How much of our code should be other people’s code? The answer can be “all of it” if we’re using no-code tools. It can also be “zero” if you’re building a language or “next to none” for a library for building user interfaces.

For most web apps built in consulting agencies, I believe the answer to be “as much as we’re comfortable with.” Gluing together libraries that fix parts of your problem is a valid way to build a product. Using no-code and gluing together entire products is also an entirely correct way. It isn’t as glorious as Real Man C++ Programming, but it solves people’s problems, and this is the important part. More so, it allows building better products in a limited time. Time to swallow our pride, and stand on the shoulder of giants, my friend.

But hey! Popular open source projects proceed in entirely different way. React has almost no dependencies, TypeScript and Mitt have exactly zero.

React contains a purpose-built min heap implementation.

Whenever we install a library, we trade off control for time.

Libraries need more control than apps do. Few kB of difference in bundle size or one corner case vulnerability may be a difference between mass adoption and oblivion.

Another argument for zero-dependency policy might be, that the dependencies are not expected. We’d like to avoid the question “What is this? Why is it in our bundle?“.
You are invited to a party. Is it appropriate to bring your friends? It depends. Are you the party person, and the hosts expect you to bring your squad (redux-toolkit)? Or are you expected to come alone?

Languages and OSes need even more control. Fuchsia devs pin all dependencies to an exact version by policy. It is important to notice the difference in scale. I mentioned projects which plan for years, not months. They aim to topple the giants.

If you know you are going to compose your app from chunks of existing code, choosing a language with the bigger ecosystem is a good idea.

How do the ecosystems of these two languages compare? As I am writing this, DefinitelyTyped has 10,669 contributors1 and 26,828 stars with a 0.4 contributors to stars ratio.

For comparison:

Look at the ratio! Four tenths! DefinitelyTyped is not a fun thing people star, because they like it! I hate contributing to DT! Yet, there are many excellent libraries in the JavaScript ecosystem, and I want to use them in my statically typed projects.

ReasonML ecosystem is growing, but there’s a long way ahead of it.

There are 10 thousand people who introduce the best JavaScript libraries2 to TypeScript. The sheer number is astonishing. There are more people who actively improve TypeScript ecosystem than people who declare that they like Reason! The numbers speak in favor of TypeScript. I realize that this is a cold argument and that I am betting for Goliath against David.

Summary

Both TypeScript and ReasonML have a positive effect on the industry. They ease the transition for web developers who’d like to build bigger and more complex applications and for programmers with no love for JavaScript who’d like to build for the web without WASM.

I am not fond of the fact, but for my ordinary work projects choosing the uglier, more popular language seems to be the reasonable choice.
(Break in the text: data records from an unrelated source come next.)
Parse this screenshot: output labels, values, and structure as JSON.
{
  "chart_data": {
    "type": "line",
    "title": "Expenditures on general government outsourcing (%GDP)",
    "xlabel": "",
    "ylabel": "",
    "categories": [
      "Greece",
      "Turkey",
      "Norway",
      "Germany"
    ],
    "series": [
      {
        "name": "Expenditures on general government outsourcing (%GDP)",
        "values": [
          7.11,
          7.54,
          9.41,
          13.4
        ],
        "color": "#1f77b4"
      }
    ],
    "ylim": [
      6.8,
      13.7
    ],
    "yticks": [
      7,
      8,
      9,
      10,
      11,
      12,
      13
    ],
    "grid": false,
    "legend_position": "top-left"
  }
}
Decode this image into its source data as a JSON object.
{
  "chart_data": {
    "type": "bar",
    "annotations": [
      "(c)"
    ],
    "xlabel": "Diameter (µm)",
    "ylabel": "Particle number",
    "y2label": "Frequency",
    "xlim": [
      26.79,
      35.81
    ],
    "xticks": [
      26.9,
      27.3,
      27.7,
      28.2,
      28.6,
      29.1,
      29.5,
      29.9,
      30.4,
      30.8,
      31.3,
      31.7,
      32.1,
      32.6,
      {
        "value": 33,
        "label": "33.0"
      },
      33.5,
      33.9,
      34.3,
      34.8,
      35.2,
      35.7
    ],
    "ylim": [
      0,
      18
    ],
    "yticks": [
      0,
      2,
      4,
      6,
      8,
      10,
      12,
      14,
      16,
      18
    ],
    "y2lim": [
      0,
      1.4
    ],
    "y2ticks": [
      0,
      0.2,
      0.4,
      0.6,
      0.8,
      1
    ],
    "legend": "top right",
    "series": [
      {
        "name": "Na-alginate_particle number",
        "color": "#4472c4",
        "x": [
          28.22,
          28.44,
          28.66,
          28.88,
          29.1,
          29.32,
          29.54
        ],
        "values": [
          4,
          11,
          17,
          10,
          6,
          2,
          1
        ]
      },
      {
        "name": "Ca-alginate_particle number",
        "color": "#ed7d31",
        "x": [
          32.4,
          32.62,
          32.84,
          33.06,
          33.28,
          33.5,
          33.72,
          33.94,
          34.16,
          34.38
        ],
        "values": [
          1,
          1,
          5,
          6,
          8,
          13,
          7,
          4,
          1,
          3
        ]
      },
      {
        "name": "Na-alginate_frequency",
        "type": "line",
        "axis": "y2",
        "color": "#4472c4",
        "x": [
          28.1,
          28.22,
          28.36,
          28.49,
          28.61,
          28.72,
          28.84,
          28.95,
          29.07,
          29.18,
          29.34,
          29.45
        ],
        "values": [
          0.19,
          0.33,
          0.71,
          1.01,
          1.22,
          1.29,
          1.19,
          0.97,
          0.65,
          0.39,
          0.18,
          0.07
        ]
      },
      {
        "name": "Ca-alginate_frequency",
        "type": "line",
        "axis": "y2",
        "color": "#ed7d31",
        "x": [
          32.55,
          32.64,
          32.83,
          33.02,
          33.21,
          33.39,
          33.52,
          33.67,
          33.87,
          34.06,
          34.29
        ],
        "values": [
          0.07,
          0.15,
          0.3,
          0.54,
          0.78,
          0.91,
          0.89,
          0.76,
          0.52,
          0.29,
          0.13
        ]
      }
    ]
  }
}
One exception. My gaming laptop explodes when I open 4th Electron-based project. ReveryUI is love.


Loose notes
  • import/export vs module/open/all files are modules
  • ReasonReact feels underpowered
    • (props-spread) Spreading props is not an “anti-pattern” in TypeScript, and it’s tremendously useful for design systems and libraries. It feels especially weird for me because Reason Records support spread.


Footnotes

  1. State of the Octoverse reports different numbers. GitHub isn’t clear what “contributor” means. I believe that repository pages indicate the number of commit authors, and the State of the Octoverse reports the number of issue authors.

  2. Kind of. Many libraries “introduce themselves.” JavaScript ecosystem is a superset of the TypeScript ecosystem. Your favorite libraries you use in JavaScript might be written in TypeScript. Notable mentions: Jest, XState, both Redux and MobX.